Como no podía acomodarme en el pasillo de lo lleno de gente que estaba, me quedé entre los asientos como la chica. Me molestaba demasiado la mochila, así que la puse en un gancho para ese propósito que estaba el lado de la chica.
Ella me miró con tremenda cara de orto porque la mochila le tocaba su precioso pelo. Cuando la miré para que me explique cuál era su problema, desvió la mirada.
En la siguiente estación se baja el tipo que estaba sentado enfrente. Ella se adelanta a mí y se sienta.

Quizás peco de exagerada, pero... ¿no me correspondía ese asiento a mí? Si yo había cedido el mío, ¿no es cortesía común dejarme el siguiente asiento que se desocupe? Porque, además... ¡fue ella quien me lo pidió!
Me quedé bastante molesta mientras ella dormitaba como la princesita que es.
Ella cruzaba y estiraba las piernas cómodamente  y me pegaba patadas. Mefistófeles quiso salir, pero no lo dejé y lo mandé a su cuarto.

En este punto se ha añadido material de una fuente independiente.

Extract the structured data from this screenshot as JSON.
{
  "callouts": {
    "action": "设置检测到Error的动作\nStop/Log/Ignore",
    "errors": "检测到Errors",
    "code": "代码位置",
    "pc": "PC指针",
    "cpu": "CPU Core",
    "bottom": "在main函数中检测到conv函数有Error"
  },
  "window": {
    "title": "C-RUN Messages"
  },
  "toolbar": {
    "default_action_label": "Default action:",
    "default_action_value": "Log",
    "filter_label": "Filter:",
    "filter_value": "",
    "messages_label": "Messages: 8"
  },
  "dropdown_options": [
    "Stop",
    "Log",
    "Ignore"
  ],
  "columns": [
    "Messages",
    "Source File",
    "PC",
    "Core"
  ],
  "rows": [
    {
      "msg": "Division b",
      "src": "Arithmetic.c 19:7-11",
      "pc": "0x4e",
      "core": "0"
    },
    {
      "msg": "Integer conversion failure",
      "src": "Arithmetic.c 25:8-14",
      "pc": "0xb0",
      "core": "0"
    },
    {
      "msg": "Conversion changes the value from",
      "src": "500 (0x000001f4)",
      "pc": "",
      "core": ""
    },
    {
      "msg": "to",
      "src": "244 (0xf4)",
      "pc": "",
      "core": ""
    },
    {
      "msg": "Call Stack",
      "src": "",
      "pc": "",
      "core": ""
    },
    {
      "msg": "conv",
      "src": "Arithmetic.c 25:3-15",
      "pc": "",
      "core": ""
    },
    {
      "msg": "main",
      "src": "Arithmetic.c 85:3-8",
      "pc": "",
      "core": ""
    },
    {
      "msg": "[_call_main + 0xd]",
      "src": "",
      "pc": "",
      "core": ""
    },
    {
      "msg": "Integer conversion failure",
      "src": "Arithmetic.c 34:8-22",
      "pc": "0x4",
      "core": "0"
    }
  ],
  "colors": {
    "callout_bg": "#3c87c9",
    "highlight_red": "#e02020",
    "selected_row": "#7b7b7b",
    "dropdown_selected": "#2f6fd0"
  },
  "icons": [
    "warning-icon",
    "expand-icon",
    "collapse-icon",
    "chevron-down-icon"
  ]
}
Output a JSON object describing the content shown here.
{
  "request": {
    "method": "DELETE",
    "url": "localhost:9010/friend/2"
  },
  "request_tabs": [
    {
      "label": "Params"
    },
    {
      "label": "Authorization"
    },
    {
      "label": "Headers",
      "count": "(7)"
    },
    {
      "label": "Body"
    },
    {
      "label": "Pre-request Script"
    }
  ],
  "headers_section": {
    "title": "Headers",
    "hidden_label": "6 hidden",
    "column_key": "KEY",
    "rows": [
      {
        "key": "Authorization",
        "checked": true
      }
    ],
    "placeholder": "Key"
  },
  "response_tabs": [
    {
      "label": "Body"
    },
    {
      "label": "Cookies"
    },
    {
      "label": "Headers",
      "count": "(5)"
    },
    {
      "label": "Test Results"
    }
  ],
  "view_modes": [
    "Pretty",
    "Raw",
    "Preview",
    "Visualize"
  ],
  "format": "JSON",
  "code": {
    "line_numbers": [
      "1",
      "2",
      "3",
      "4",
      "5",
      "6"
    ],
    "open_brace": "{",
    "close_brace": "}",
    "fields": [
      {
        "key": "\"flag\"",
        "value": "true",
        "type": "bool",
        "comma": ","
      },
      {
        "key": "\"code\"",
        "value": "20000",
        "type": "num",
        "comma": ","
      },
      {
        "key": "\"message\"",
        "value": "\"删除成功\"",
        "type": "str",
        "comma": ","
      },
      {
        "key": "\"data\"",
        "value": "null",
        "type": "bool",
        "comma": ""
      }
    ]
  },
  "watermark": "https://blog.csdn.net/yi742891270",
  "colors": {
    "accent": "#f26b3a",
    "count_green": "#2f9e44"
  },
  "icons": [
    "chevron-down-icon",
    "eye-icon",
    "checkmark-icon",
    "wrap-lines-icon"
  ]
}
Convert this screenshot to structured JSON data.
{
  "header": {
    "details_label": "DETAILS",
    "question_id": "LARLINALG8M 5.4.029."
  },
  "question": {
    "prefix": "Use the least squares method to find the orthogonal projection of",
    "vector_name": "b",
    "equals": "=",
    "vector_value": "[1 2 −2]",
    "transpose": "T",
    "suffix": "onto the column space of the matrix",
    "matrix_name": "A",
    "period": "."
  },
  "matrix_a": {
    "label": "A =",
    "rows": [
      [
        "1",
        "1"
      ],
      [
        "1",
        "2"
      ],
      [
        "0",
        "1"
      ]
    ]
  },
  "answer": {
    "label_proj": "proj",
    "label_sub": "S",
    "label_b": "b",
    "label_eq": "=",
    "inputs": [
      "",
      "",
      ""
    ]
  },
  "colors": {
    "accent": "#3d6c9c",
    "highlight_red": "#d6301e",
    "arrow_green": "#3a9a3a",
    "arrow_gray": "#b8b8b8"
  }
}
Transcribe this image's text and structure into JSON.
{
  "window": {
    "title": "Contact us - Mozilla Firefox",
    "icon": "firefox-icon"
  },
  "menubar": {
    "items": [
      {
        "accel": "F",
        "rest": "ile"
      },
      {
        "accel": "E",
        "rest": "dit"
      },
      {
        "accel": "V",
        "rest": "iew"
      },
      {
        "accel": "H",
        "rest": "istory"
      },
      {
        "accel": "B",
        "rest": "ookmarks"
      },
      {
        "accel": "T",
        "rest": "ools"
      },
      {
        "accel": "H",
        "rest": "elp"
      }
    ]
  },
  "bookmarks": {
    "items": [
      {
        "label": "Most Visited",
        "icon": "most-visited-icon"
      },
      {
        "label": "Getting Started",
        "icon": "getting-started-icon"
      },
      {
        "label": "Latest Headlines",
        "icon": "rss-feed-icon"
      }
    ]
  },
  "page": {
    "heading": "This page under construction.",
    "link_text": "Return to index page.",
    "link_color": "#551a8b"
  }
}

Cuando por fin llegamos a Once, me acerco para decirle a la ciega que espere a que salga toda la gente del tren antes de salir, porque estaba muy lleno y podían golpearla. Pero La princesita le dice primero "¿necesitás que te ayude?" "bueno, dale, ¡gracias!" dice la ciega mientras la toma del brazo.
La Ciega y la Princesa iban caminando charleteando mientras yo imaginaba a la Princesa en su oficina, contándole a los compañeros lo que hizo; sacando la conversación lo más disimuladamente posible: "ay, hoy el tren estaba re-lleno, pero re-lleno. Tuve que pedir el asiento para una no-vidente de lo lleno que estaba" (las personas como ella no dicen "ciego", dicen "no-vidente") "ay, y después la ayudé a salir del tren... re-simpática, ¡no sabés como hablaba!" (a las personas como ella les sorprende que los ciegos hablen, hagan chistes, coman solos y se peinen).
Pero claro, nunca va a contar lo perra que se mostró con una persona con capacidades mediocres como yo, el verdulero y Julian Weich.